La política porque estamos fijando los pilares para un potencial Partido Liberal de Venezuela, pero este partido político no puede surgir de la nada. Los venezolanos necesitan tener conocimientos amplios de lo que es el capitalismo liberal antes de que nazca cualquier partido. La política implica ideas radicales: con el partido pretenderemos alcanzar puestos públicos a medio y largo plazo para profundizar el Proceso, limitar el gobierno y reformar la Constitución. En otras palabras, la política es el medio que aplicaremos para cambiar el sistema. 

La propaganda porque los venezolanos tienen el derecho de saber qué es y cómo funciona el capitalismo liberal. Hemos hecho documentales, hemos pintado paredes e impreso panfletos.
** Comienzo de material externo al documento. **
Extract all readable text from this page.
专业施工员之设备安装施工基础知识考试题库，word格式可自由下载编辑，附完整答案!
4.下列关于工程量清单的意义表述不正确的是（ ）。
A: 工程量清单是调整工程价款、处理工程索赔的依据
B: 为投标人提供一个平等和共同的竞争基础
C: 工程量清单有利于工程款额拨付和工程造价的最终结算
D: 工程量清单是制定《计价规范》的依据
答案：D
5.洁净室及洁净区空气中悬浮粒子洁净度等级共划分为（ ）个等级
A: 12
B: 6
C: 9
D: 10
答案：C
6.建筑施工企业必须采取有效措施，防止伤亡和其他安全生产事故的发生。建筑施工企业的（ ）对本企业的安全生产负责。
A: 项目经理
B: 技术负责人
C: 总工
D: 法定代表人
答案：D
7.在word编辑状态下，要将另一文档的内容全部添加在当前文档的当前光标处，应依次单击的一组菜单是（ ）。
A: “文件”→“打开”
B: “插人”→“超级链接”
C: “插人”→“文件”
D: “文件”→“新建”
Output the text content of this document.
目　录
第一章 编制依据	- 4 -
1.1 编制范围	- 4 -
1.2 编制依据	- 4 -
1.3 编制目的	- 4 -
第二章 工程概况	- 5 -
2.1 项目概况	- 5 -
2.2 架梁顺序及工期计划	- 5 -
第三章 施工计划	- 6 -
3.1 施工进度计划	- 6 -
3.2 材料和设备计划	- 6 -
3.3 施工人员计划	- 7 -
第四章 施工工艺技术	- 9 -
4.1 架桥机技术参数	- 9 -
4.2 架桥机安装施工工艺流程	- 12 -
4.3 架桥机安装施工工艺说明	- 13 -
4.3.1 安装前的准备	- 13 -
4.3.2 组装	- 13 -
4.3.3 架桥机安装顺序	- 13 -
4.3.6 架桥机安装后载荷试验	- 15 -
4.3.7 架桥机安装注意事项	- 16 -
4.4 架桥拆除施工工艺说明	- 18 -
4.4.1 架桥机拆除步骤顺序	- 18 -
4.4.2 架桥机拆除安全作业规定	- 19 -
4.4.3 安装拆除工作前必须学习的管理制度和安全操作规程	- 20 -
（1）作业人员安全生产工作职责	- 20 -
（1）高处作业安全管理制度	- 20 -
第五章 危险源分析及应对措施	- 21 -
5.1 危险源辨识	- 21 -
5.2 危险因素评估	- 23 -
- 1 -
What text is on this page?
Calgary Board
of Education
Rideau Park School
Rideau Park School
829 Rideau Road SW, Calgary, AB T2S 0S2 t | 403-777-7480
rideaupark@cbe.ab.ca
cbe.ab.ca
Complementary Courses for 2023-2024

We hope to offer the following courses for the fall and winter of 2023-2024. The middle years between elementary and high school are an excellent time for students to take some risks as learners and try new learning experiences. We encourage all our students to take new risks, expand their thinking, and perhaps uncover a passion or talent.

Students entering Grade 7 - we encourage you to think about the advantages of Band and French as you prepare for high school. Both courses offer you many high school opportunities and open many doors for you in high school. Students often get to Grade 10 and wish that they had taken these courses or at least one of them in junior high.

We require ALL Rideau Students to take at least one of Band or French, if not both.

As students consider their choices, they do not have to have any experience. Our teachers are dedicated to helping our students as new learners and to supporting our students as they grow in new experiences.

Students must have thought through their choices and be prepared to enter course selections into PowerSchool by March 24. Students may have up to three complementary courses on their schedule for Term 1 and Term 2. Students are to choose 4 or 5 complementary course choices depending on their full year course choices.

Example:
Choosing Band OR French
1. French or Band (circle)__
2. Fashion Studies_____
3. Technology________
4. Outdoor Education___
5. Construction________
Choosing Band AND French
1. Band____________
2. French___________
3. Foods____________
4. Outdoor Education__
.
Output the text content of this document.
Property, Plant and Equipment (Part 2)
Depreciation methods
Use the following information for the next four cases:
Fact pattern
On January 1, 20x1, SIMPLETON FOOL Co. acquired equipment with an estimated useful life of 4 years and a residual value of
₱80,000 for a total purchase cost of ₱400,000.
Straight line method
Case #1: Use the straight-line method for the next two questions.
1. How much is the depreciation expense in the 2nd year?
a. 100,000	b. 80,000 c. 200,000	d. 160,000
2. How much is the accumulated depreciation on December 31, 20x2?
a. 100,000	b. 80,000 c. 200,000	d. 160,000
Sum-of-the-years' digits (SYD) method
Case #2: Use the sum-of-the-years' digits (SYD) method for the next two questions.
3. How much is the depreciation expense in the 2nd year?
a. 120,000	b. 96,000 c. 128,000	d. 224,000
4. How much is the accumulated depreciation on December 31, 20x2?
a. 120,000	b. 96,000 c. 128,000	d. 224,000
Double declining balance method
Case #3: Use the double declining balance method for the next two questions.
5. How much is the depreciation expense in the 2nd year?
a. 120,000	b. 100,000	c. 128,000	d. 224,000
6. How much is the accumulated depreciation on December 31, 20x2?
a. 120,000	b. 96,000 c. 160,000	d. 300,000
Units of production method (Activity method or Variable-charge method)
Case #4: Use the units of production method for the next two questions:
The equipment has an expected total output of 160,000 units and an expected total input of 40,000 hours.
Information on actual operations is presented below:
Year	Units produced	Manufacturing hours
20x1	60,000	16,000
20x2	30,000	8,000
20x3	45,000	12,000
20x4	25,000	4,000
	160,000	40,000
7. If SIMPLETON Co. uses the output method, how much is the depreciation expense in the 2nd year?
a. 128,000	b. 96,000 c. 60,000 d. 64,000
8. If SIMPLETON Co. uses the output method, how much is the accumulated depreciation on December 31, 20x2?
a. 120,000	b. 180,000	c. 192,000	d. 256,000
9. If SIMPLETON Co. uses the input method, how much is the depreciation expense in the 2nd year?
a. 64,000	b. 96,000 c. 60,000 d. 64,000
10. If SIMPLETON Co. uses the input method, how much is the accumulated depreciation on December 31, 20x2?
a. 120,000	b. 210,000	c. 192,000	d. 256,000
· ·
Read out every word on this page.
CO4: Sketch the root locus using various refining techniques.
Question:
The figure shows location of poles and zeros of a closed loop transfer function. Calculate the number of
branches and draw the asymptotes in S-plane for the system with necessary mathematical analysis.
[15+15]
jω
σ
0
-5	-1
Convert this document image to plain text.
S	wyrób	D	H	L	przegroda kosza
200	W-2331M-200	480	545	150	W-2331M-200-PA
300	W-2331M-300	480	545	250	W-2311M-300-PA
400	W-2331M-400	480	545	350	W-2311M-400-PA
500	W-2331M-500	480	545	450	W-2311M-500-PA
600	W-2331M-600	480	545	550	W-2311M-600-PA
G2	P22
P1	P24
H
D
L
Debemos continuar haciéndolo inteligentemente para penetrar a las distintas esferas sociales venezolanas.

También hemos creado, junto con otros movimientos, un frente de acción juvenil, las Juventudes Liberales de Venezuela, para poder penetrar en el sistema universitario venezolano. 

Y lo más importante, hemos aprendido a jugar sin presupuesto. Hicimos un documental de media hora que apenas superó los cuatro millones de bolívares; pintamos 90 murales en una capital con poco más de un millón de bolívares. El presupuesto, una de nuestras mayores flaquezas, no ha sido un limitador de nuestras actividades. Simplemente hemos aprendido a ajustarnos a las circunstancias.

Venezuela va encaminada hacia la servidumbre si permitimos que las ideas socialistas se sigan aplicando en la arena política nacional. Es alarmante, pero de ser aprobada la reforma de la Constitución en diciembre de 2007, la Organización por la Democracia Liberal en Venezuela se convertirá en un movimiento anticonstitucional y el gobierno tendrá la potestad de ilegalizarnos si lo encuentra necesario. Esto no frenará, sin embargo, nuestras actividades. Si tenemos que convertirnos en un movimiento clandestino, lo haremos, pero no cesaremos nuestras actividades en el país hasta que hayamos completado nuestro proceso de cambio.

Llegó la hora de decir que en Venezuela sí hay una oposición que cree en el Capitalismo, en las libertades individuales, la paz y los gobiernos limitados. La única oposición del país que realmente se opone al socialismo en todas sus variantes. Y esa oposición la representamos nosotros.